MISSING HERITABILITY
Despite the remarkable achievement of the IMSGC, the estimate of the total contribution to MS heritability by these, the MHC and non-MHC 200 loci is only 39% (48% if suggestive effects that did not meet genome wide levels of statistical significance in the replication datasets are included). Given that the MHC itself accounts for 20% of MS heritability, the total contribution of the other 200 genetic loci to MS risk is only ~20%. This suggests that 50% to 60% of MS genetic risk will be accounted for by variants that cannot be identified using SNP chips designed to test the common allele–common variant hypothesis.

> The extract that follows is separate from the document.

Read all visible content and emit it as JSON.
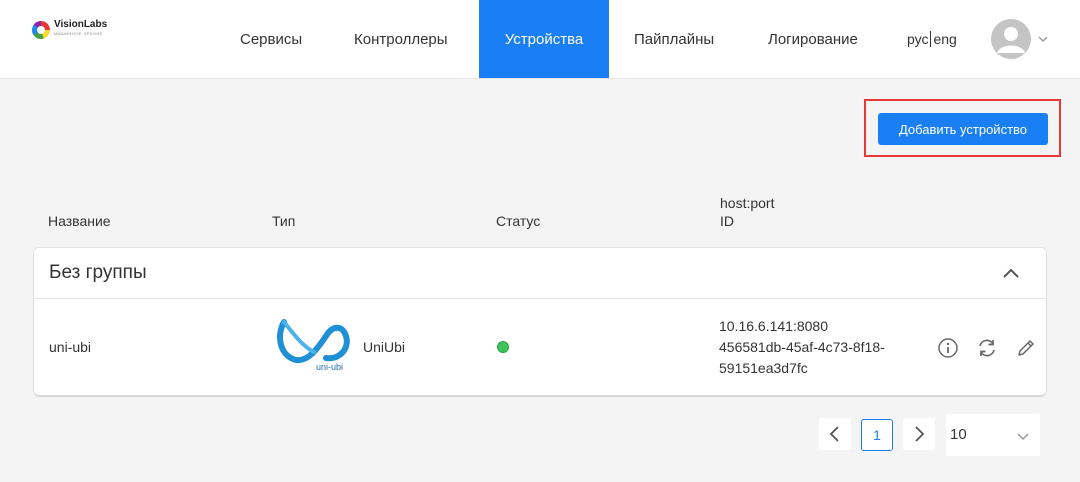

Identification of rare disease causative alleles that have individually weak or modest effects poses additional challenges for genetic analysis. First, the number of potential rare variants is much greater than the number of common variants. Second, the majority of rare variants have not yet been described in publicly available databases. Identification and cataloguing these rare variants will require sequencing many more genomes. Finally, optimal methods for typing an individual’s DNA for rare variants are still being developed.